Pan Jerzy ma rację, że mają swoje wady i czasem głupieją. Uważam jednak, że "dają radę" w wielu sytuacjach, gdy róźdżka ("zaznaczenie rozmyte") wysiada. Gdy tworzą się falbanki: to, co nożyczki zaznaczą od ostatniego punktu można skorygować, przeciągając linię myszą do krawędzi monety (tworzy się dodatkowy punkt pośredni). Jeśli okaże się, że zaznaczyliśmy monetę razem z fragmentami tła, można później zmniejszyć zaznaczenie o np. 1 piksel (w menu zaznaczenie). Warto też "zmiękczyć zaznaczenie" oraz włączyć opcję "wygładzanie linii", żeby nie było ostrych kantów. Jeśli mamy duże zdjęcie do zmniejszenia, to wycinamy tło na dużym, a dopiero później zmniejszamy do opublikowania na stronie.
Niestety prawdą jest, że gdy moneta bardzo zlewa się z tłem (co często zdarza się tam, gdzie pada cień monety), to nie dogadamy się z nożyczkami. One nie są tam w stanie rozpoznać, gdzie jest granica między tłem a monetą. Ja wtedy nie rezygnuję z nich całkiem, tylko obrysowuję ten kawałek szeroko, razem z tłem, i niepotrzebny kawałek tła usuwam później innym narzędziem. Tylko jakim? Pan Jerzy proponuje "odręczne zaznaczanie obszarów", jednak do tego trzeba umieć bardzo precyzyjnie poruszać myszą. Ja stosuję tworzenie ścieżek za pomocą krzywych.

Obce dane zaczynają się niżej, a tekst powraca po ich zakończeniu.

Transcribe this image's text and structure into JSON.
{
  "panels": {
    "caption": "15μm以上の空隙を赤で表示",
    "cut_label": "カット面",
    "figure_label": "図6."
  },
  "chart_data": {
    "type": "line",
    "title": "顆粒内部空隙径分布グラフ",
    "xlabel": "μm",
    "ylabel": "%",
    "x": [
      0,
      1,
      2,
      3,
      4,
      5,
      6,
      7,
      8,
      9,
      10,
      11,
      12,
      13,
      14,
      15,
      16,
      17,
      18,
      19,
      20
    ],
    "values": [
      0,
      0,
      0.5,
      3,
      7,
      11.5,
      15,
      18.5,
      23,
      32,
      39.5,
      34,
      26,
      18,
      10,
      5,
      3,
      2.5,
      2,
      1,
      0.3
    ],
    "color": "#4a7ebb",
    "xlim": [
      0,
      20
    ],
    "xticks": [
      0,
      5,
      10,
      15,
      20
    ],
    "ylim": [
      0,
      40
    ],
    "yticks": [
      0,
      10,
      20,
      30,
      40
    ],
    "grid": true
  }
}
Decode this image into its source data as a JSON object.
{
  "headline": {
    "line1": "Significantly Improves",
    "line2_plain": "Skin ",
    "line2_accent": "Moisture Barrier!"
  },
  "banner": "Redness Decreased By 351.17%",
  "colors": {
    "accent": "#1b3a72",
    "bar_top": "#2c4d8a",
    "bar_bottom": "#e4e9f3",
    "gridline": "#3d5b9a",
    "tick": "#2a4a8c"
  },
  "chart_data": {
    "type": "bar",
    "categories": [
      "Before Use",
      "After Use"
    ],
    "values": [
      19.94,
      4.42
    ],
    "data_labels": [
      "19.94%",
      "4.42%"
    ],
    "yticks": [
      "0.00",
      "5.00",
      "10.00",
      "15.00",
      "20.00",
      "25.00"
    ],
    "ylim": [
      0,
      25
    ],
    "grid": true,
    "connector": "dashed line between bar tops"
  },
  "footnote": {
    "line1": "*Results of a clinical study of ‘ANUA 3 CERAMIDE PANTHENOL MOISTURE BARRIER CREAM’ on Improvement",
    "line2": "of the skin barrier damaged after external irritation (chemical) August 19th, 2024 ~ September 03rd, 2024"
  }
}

Na poniższym przykładzie (tam, gdzie kiepsko działały nożyczki) utworzyłem ścieżkę klikając kilkanaście punktów na obrysie monety. Następnie przeszedłem w tryb edycji ścieżki i każdy odcinek między punktami zamieniłem lekkim przeciągnięciem myszy w krzywą dopasowaną do krawędzi monety. Następnie zamieniłem ścieżkę w zaznaczenie i gotowe. Fragment cienia tła z cieniem gotowy do usunięcia.